Hat sich so ein verwertungsmaximierendes System der Evaluation und Selektion erst einmal bewährt, dann gibt es keinen Grund dafür, es auf Arbeitsmigranten zu beschränken. Es ist denn auch kein Zufall, daß sich ver.di-Chef Frank Bsirske gegenüber dem von der FDP vorgeschlagenen Punktesystem mit den Worten aufgeschlossen zeigt: "Wenn das mit einer Offenheit gegenüber Zuwanderern und vernünftigen Integrationsangeboten im Sinne von Fordern und Fördern einhergeht, dann kann das zielführend sein". Fordern und Fördern bleibt auch aus gewerkschaftlicher Sicht das zentrale Mittel der Zurichtung menschlicher Arbeitskraft auf die Rentabilitätsforderungen des Kapitals.
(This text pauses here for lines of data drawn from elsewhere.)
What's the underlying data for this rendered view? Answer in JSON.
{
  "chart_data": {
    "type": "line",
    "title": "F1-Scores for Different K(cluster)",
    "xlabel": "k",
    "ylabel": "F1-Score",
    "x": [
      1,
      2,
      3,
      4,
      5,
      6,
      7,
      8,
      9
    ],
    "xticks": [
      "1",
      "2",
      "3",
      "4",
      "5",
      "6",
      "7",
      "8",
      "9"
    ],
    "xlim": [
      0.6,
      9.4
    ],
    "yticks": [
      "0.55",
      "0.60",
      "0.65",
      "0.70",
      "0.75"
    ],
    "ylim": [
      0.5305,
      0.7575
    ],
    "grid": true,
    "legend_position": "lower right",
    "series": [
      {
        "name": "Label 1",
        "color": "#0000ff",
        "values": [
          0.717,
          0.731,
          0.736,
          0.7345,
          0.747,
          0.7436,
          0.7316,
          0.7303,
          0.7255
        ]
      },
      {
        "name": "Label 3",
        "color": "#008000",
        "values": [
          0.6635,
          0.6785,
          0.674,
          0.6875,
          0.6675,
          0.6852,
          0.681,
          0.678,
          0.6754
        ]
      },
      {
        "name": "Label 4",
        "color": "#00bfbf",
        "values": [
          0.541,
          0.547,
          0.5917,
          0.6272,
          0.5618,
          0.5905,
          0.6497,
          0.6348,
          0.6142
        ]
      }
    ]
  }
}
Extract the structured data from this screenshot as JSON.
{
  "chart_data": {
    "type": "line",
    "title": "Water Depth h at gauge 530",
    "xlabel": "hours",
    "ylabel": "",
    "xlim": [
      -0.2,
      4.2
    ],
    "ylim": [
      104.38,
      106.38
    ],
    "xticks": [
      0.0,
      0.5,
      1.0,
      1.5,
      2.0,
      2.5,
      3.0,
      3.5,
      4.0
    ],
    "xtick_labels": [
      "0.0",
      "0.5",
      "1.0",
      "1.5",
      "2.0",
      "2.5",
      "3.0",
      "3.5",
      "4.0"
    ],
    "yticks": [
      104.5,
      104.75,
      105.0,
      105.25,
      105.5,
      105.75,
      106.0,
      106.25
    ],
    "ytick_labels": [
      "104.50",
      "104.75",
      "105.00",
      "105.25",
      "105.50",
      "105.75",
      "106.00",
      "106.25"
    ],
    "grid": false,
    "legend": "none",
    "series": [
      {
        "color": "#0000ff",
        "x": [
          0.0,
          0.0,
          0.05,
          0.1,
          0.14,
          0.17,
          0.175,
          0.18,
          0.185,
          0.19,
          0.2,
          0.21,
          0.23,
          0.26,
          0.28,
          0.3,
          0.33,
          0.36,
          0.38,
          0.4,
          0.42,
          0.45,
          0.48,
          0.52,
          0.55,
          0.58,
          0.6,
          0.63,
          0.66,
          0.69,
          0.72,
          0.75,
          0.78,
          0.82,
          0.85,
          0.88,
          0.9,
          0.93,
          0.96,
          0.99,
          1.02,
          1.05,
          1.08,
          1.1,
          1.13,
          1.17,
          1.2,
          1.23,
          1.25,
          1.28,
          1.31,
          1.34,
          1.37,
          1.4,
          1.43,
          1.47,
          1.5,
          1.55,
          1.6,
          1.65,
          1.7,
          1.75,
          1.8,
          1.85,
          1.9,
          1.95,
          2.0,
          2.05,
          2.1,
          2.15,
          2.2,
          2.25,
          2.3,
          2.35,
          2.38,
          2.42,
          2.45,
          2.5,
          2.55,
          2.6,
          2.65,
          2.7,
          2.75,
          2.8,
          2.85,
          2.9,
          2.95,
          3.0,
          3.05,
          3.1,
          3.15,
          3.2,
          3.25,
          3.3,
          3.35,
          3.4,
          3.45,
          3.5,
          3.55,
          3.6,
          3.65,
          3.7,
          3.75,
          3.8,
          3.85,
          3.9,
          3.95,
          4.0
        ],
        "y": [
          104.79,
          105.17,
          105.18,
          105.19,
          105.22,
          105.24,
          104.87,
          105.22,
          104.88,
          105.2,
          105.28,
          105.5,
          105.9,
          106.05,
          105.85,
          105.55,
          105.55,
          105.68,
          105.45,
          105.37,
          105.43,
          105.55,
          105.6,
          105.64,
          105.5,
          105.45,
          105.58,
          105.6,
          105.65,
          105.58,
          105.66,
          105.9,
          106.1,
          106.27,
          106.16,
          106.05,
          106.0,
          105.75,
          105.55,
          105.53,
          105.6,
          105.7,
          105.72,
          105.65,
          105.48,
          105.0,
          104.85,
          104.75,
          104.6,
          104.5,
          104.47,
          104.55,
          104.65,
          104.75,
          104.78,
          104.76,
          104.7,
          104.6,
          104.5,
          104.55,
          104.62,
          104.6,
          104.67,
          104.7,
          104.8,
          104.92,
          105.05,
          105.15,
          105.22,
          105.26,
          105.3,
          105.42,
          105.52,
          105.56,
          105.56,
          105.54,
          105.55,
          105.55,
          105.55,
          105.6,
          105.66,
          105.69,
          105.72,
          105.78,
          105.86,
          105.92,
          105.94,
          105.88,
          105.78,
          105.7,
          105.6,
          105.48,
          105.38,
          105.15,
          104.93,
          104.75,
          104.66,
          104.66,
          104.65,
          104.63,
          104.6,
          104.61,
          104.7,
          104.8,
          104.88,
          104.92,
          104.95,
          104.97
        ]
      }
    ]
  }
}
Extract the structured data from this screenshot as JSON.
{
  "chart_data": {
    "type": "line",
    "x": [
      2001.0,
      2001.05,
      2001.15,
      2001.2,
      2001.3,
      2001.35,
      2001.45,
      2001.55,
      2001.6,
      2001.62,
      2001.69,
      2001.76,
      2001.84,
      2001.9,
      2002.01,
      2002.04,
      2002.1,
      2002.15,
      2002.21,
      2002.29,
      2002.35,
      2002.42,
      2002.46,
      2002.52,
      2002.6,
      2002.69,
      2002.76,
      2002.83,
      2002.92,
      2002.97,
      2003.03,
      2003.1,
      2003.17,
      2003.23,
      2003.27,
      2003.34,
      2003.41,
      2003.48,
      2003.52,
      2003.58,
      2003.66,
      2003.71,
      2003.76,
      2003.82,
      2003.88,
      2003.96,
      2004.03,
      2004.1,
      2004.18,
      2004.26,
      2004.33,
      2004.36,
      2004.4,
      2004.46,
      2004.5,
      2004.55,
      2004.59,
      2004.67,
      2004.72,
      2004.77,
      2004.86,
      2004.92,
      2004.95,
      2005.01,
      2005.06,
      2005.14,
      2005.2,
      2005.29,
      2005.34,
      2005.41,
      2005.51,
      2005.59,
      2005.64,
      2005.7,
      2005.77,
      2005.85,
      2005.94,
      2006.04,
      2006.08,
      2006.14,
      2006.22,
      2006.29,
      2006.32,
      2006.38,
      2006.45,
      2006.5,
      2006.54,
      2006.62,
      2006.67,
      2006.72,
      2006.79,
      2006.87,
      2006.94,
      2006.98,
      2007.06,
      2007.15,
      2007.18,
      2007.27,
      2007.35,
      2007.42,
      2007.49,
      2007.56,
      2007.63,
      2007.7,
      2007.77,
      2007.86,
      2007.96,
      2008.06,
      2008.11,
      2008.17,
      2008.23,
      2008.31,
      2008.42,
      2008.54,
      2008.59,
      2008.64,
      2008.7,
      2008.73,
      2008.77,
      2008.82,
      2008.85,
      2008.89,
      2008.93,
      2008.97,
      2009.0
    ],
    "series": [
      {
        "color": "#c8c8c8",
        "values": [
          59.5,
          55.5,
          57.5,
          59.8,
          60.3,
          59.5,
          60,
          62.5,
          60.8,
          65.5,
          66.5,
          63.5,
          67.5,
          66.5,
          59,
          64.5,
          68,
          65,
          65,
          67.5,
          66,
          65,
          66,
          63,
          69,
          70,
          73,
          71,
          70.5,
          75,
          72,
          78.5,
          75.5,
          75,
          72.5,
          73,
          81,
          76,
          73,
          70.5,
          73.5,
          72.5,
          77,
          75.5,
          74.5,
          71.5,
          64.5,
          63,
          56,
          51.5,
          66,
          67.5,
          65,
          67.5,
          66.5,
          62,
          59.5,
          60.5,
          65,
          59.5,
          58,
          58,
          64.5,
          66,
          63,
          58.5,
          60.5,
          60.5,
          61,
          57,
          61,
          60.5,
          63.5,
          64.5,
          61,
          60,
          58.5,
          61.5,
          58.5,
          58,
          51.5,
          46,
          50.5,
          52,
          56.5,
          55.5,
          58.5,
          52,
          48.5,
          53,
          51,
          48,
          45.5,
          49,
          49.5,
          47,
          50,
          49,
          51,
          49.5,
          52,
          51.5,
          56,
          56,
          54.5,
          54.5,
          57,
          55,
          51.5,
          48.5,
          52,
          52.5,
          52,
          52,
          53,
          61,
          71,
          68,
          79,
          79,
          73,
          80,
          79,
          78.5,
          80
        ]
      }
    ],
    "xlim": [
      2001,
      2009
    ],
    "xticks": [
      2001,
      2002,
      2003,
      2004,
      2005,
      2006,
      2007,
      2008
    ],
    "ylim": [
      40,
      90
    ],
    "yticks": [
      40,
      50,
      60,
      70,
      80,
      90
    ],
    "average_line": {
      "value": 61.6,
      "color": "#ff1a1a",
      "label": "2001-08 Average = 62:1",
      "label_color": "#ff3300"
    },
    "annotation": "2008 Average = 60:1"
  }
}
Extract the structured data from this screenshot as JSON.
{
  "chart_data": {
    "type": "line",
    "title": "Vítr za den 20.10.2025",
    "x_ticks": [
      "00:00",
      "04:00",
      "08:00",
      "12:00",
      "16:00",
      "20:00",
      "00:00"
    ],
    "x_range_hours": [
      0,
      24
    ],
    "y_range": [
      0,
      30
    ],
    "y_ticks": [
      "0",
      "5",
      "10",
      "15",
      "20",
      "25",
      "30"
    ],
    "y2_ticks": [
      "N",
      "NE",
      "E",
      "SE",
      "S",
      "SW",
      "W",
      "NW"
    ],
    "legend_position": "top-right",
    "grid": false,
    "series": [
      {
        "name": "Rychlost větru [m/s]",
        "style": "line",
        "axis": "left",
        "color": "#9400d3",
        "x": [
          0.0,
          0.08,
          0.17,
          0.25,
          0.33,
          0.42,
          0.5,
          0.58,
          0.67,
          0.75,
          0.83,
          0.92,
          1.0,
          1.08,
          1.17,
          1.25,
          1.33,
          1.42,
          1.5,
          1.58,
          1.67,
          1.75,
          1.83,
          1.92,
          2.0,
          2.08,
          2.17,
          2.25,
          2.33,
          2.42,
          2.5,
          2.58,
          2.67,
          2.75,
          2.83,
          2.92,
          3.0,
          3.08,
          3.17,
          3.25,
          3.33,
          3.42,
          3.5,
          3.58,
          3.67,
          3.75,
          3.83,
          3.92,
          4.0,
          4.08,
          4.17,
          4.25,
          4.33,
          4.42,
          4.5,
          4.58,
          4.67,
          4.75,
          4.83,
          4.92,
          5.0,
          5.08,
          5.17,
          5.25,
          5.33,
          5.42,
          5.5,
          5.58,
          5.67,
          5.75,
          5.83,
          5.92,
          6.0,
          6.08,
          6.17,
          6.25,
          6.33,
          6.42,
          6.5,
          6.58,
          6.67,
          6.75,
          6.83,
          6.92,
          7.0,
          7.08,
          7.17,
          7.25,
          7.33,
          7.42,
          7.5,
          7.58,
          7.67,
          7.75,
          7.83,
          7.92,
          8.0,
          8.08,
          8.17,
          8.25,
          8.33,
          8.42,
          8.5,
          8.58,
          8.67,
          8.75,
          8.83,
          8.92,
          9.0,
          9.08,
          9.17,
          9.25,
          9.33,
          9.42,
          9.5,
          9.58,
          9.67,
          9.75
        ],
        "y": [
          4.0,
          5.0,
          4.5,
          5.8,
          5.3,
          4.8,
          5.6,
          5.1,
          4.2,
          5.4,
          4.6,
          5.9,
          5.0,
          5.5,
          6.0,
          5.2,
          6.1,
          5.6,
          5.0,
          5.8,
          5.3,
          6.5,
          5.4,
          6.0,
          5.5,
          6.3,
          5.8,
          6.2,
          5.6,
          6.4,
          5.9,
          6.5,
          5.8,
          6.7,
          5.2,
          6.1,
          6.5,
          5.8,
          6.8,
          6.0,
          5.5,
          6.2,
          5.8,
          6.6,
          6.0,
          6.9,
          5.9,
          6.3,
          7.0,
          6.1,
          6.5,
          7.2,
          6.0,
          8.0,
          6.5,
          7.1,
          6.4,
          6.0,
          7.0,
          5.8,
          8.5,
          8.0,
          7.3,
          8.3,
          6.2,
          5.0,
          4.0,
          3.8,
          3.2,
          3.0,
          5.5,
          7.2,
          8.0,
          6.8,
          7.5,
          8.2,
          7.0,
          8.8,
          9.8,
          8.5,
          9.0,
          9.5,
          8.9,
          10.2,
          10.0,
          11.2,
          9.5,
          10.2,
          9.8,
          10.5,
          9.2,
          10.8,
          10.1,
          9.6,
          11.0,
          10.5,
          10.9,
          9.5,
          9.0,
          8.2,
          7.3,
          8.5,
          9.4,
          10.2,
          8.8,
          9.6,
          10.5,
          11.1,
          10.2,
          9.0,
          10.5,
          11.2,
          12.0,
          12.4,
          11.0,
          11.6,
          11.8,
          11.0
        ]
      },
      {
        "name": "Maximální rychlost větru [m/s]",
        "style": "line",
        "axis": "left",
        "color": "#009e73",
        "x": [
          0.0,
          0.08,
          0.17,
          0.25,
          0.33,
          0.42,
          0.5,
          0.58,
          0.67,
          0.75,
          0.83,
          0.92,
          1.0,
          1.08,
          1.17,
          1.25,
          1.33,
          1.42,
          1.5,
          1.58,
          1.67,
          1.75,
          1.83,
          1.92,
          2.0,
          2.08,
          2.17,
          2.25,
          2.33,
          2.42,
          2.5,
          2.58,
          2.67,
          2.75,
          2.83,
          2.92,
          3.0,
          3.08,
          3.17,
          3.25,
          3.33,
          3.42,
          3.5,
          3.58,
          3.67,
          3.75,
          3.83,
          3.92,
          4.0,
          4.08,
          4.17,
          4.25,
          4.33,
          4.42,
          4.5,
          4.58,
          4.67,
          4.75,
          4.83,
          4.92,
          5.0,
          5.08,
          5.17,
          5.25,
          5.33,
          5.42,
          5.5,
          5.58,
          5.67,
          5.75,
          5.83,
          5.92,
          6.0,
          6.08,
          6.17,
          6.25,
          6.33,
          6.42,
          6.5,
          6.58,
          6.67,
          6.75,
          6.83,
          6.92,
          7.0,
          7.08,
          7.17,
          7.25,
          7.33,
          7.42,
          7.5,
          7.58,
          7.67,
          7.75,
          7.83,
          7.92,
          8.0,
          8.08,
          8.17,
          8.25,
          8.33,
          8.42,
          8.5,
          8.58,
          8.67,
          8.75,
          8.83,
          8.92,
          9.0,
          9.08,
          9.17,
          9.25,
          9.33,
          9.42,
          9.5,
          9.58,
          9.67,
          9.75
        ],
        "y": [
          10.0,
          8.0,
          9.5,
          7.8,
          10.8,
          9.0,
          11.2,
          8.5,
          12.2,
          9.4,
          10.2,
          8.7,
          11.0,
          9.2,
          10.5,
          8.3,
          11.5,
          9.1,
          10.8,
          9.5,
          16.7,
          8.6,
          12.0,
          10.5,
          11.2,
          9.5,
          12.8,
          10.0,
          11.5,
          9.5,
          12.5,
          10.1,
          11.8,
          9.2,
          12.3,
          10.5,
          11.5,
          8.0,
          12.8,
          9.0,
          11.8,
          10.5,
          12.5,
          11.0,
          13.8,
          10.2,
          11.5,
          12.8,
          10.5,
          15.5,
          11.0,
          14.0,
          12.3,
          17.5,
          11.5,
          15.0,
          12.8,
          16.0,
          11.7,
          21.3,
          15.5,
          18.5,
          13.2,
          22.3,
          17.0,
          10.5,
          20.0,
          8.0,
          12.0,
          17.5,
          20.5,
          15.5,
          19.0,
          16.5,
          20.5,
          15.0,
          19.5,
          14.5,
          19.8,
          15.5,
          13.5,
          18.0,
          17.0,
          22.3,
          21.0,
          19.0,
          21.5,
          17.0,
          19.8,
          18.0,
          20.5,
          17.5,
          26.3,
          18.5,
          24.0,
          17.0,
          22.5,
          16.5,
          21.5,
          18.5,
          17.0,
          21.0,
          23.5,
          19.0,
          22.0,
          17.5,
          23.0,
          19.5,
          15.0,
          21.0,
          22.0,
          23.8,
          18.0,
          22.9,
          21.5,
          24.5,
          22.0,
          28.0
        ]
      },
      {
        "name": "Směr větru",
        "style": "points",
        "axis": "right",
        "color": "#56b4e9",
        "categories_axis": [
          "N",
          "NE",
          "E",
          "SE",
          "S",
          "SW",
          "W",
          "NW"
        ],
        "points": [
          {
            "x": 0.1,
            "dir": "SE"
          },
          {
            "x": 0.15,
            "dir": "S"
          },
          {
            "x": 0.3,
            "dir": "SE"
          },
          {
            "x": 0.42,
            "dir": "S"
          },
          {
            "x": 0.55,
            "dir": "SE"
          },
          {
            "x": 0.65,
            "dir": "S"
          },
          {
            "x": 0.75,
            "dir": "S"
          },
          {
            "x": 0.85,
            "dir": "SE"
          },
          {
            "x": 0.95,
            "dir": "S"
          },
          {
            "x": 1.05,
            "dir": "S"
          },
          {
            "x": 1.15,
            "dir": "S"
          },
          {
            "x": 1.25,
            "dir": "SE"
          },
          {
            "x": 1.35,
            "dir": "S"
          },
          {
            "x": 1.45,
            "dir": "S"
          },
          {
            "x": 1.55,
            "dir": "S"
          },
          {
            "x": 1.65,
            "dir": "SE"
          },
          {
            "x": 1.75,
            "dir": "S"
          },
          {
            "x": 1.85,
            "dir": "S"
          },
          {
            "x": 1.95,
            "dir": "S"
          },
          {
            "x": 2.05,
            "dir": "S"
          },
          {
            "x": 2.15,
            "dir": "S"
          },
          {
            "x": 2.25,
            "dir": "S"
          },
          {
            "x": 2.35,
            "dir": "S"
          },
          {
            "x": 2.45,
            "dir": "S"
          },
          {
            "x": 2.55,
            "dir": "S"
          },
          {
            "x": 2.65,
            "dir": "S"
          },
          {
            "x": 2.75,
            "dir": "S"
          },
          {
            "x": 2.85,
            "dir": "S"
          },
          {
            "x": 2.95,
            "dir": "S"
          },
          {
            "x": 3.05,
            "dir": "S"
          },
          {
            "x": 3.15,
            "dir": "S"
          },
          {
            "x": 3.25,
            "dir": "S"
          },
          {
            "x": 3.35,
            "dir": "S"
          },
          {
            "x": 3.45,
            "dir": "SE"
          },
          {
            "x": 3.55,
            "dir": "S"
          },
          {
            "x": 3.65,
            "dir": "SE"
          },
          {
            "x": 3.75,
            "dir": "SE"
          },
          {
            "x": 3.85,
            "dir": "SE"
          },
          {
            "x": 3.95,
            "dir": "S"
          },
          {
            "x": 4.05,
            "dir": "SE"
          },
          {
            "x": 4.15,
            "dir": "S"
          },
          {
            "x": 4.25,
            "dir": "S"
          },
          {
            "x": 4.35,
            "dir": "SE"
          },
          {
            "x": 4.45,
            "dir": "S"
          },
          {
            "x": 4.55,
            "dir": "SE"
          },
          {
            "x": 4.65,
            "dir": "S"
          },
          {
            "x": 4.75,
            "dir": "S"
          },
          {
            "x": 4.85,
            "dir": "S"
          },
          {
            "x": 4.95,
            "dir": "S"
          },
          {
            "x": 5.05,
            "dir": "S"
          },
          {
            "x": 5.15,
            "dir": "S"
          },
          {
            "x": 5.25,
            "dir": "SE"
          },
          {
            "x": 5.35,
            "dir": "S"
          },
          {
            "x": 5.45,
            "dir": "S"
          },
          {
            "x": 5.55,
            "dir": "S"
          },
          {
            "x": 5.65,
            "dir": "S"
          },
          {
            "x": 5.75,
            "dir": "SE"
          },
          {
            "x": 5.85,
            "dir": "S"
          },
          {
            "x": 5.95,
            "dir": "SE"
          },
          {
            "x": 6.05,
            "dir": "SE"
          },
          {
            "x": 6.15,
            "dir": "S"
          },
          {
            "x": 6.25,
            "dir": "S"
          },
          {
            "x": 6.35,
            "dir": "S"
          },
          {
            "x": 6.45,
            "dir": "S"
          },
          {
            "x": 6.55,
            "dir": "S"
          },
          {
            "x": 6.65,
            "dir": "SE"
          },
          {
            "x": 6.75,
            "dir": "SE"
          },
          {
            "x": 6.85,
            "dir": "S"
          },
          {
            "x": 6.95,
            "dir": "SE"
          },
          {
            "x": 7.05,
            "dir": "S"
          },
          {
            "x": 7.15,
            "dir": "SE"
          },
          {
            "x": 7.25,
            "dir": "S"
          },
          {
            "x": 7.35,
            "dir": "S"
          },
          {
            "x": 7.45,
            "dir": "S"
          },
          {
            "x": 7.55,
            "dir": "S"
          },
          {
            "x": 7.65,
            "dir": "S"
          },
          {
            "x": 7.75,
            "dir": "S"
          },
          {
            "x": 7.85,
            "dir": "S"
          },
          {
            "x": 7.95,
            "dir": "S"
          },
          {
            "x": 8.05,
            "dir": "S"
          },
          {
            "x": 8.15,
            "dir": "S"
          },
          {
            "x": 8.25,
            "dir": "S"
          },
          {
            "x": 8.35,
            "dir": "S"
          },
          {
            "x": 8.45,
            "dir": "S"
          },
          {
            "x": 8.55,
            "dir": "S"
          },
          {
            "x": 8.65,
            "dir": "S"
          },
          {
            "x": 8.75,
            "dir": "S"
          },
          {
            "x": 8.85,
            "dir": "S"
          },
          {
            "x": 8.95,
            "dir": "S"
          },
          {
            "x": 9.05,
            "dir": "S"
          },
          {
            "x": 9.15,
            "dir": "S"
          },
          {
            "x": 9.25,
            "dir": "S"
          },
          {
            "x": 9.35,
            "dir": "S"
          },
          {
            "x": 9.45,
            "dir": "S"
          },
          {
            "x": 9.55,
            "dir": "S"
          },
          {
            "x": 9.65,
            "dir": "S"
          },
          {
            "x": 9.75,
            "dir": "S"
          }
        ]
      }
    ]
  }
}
Das betrifft eben nicht nur Zuwanderer, sondern alle Lohnabhängigen und Erwerbslosen, die unter den Zwang eines Arbeitsregimes gestellt werden, das die Überlebenskonkurrenz bis in die kleinste soziale Einheit vorantreibt. Der kulturalistische und islamfeindliche Tenor der sogenannten Integrationsdebatte ist Wasser auf die Mühlen eines Sozialrassismus, dessen primärer Zweck in der Zurichtung aller Menschen auf den ihr Lebensrecht bilanzierenden Leisten individueller Verfüg- und Verwertbarkeit besteht.